John T. Earnest, 22, pleaded guilty to murder and other charges in connection with the deadly shooting at the Chabad of Poway in April 2019.
Earnest killed one person and injured three others in the attack. Lori Gilbert-Kaye, 60, died while apparently protecting Rabbi Yisroel Goldstein during the attack. The rabbi himself was shot in the hand and lost a finger. Others injured included an 8-year-old girl, Noya Dahan, who was struck by shrapnel in her face and leg, and Dahan’s then-34-year-old uncle Almog Peretz, who suffered shrapnel in her leg while reportedly saving several children.
The attack was carried out during services on the last day of Passover. Earnest, who was 19 years old at the time, had opened fire on worshippers just before 11:30 a.m., and then left the scene. Congregants engaged and pursued Earnest, and police arrested him without incident.
Earnest pleaded guilty Tuesday to the “willful, deliberate, premeditated murder” of Kaye and attempted murder of the other three.
“Earnest admitted that he committed those crimes because of his bias and hatred of Jews, and he admitted that he personally discharged a firearm causing death and great bodily injury,” the San Diego district attorney’s office said in a statement.
Earnest also pleaded guilty to the March 2019 arson at the Dar-ul-Arqam mosque, also known as the Islamic Center of Escondido, “for the purpose of terrorizing Muslim worshippers,” the statement said.
Under the plea, Earnest will serve the rest of his life in prison without the possibility of parole, plus 121 years-to-life and 16 years in state prison, the DA’s statement said.
After the shooting, Earnest’s family issued a statement calling his actions “evil and despicable,” and expressing confusion as to how Earnest came to the decision to attack the synagogue.
During a 911 call, Earnest told a dispatcher that he had attacked the synagogue to save white people from Jews.
“I’m defending our nation against the Jewish people, who are trying to destroy all white people,” Earnest reportedly said,
Although Earnest would have been eligible for the death penalty, the DA’s office said Earnest’s punishment under the plea deal was appropriate.
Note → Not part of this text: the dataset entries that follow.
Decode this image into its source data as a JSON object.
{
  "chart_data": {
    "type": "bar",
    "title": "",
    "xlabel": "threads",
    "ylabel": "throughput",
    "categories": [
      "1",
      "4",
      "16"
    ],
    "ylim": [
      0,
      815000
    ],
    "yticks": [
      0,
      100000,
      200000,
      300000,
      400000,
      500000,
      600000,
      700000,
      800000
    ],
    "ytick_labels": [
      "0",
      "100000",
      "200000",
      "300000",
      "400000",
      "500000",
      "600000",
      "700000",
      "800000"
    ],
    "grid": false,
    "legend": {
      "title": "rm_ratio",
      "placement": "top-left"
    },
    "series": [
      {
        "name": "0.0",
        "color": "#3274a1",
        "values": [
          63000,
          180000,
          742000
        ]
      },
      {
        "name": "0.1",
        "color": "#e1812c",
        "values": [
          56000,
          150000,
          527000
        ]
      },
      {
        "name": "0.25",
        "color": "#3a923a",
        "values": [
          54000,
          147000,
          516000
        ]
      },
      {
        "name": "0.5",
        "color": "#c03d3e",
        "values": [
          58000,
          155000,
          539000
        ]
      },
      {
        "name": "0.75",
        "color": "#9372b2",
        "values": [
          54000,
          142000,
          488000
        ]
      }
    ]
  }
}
“While we reserved the option of trying this as a death penalty case, life in prison without the possibility of parole for the defendant is an appropriate resolution to this violent hate crime and we hope it brings a measure of justice and closure to the victims, their families, friends and the wider community,” the statement said. “After consulting with the Kaye family and the many victims impacted by the shooting, the decision to accept a plea of life in prison was made in the interest of justice and with the knowledge that a parallel prosecution by the U.S. Attorney’s Office and possible plea in that case would prevent the state’s case from moving forward. This plea ensures the defendant is held accountable for his crimes under California state law.”
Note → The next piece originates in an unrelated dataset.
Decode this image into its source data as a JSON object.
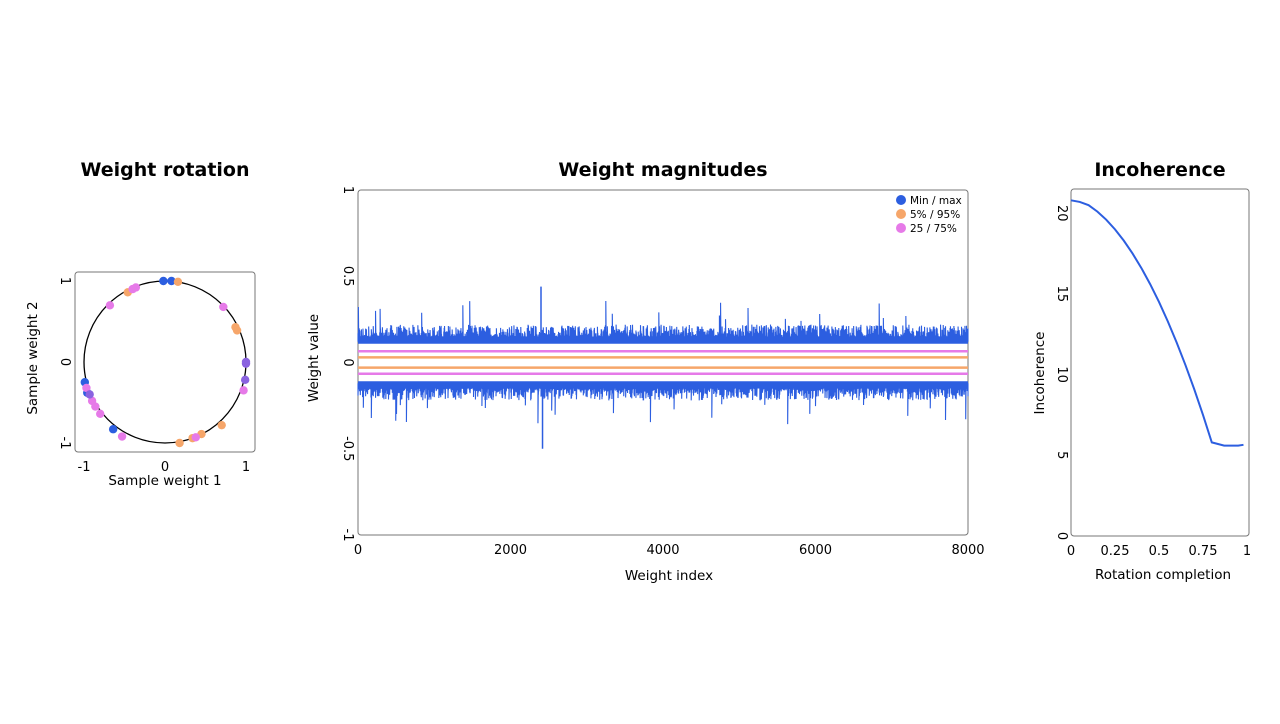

It’s unclear whether Earnest would have even been executed under the death penalty, as California Gov. Gavin Newsom issued a moratorium in March of 2019. The California Supreme Court has recently indicated it may consider overturning hundreds of death penalty sentences in the state.
Earnest is also facing federal hate crimes charges for the attacks on the synagogue and the mosque. A filing from July 7th indicates that he has reached a plea agreement with the government, which appears to be under the federal judge’s consideration.
Earnest’s sentencing is scheduled for Sept. 30th.